«Diseñado por Apple en California. Fabricado en China.» La base del ordenador portátil que estoy utilizando para escribir estas líneas contiene estas palabras junto con el nombre del modelo, el número de serie y otros datos. Y esto es curioso, porque hasta no hace tanto en un producto, por lo general, sólo se indicaba dónde se fabricaba. Sin embargo, ahora parece tan importante, si no más, decir dónde se diseña. ¿Acaso lo es porque la lista de los países donde todavía se fabrican cosas se ha reducido a un puñado, lo cual exige nuevos criterios para distinguir un producto de otro? ¿Significa esto que el diseño es cada vez más la base sobre la que los bienes y lo servicios compiten en la economía global, confirmando la supremacía de la forma sobre el contenido? De una manera curiosa, mi portátil no dice en qué país se diseñó, sino en qué Estado: California, nada menos. ¿Cuá sería la diferencia si hubiese sido diseñado, pongamos por caso, en Massachusetts? Quizá el dato no tenga otra intención que transmitir el sueño californiano y las buenas vibraciones a él asociadas. Californication über alles.
En las escuelas se enseña que una de las diferencias entre la arquitectura y el diseño es que aquella es contextual, mientras que este es, en principio, global. Sin embargo, tampoco esto está claro. Mientras que el mismo producto de Apple puede encontrarse en cualquier lugar del mundo, la identidad de marca está fuertemente vinculada a una cultura específica. De hecho, las marcas globales tienden cada vez más a incluir topónimos, aprovechando el prestigio que los lugares por sí mismos son capaces de dotar al producto. Piénsese en ‘Custo Barcelona’ o ‘DKNY’.
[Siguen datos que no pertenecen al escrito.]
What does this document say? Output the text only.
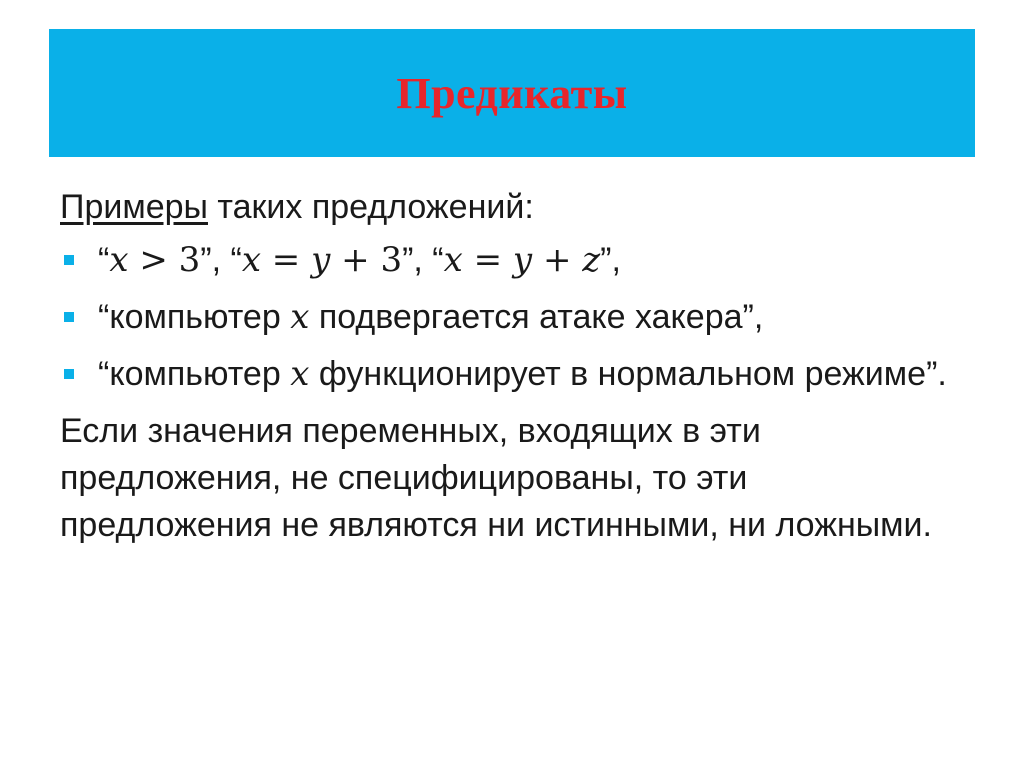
Предикаты
Примеры таких предложений:
“x > 3”, “x = y + 3”, “x = y + z”,
“компьютер x подвергается атаке хакера”,
“компьютер x функционирует в нормальном режиме”.
Если значения переменных, входящих в эти предложения, не специфицированы, то эти предложения не являются ни истинными, ни ложными.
Como su nombre indica, el nuevo Disseny Hub de Barcelona es un edificio cuyo programa es afirmar la centralidad de la capital catalana en el mundo del diseño. Pero, contra lo que pudiera esperarse, no es un edificio-objeto de diseñador, como otros de la zona, sino que forma parte de una infraestructura urbana concebida para albergar un programa de diferentes actividades —un museo de diseño, la sede de FAD, una biblioteca— y para mediar entre barrios, topografías y corredores de transporte, entre los cuales el más notorio es un viaducto elevado. Proyectado por MBM, el edificio DHUB está compuesto por dos elementos principales, uno encima de otro: un volumen grande y enterrado que contiene oficinas y una gran sala de exposiciones; y un elemento más alto y escultural, que alberga una zona expositiva más pequeña, y un auditorio. Recordando al Club Rusakov de Mélnikov en Moscú, el volumen que contiene el auditorio se lanza en voladizo sobre el viaducto, invadiendo, sin tocarlo, el espacio público. La ‘grapadora’ —así se le conoce por los barceloneses— es un elemento escultural, una especie de capucha que cubre el volumen inferior, que es mucho más grande y discreto. El exagerado voladizo fue pensado en origen para sostener una gigantesca pantalla LED, que podría ser vista desde el viaducto. Entretanto, este ha sido condenado a la demolición, lo cual podría también eliminar, a la postre, la razón de ser del voladizo, un hecho que demuestra que, igual que un ordenador puede emanar vibraciones regionales, la arquitectura también puede seguir siendo específica, aunque sea a costa de su propio contexto.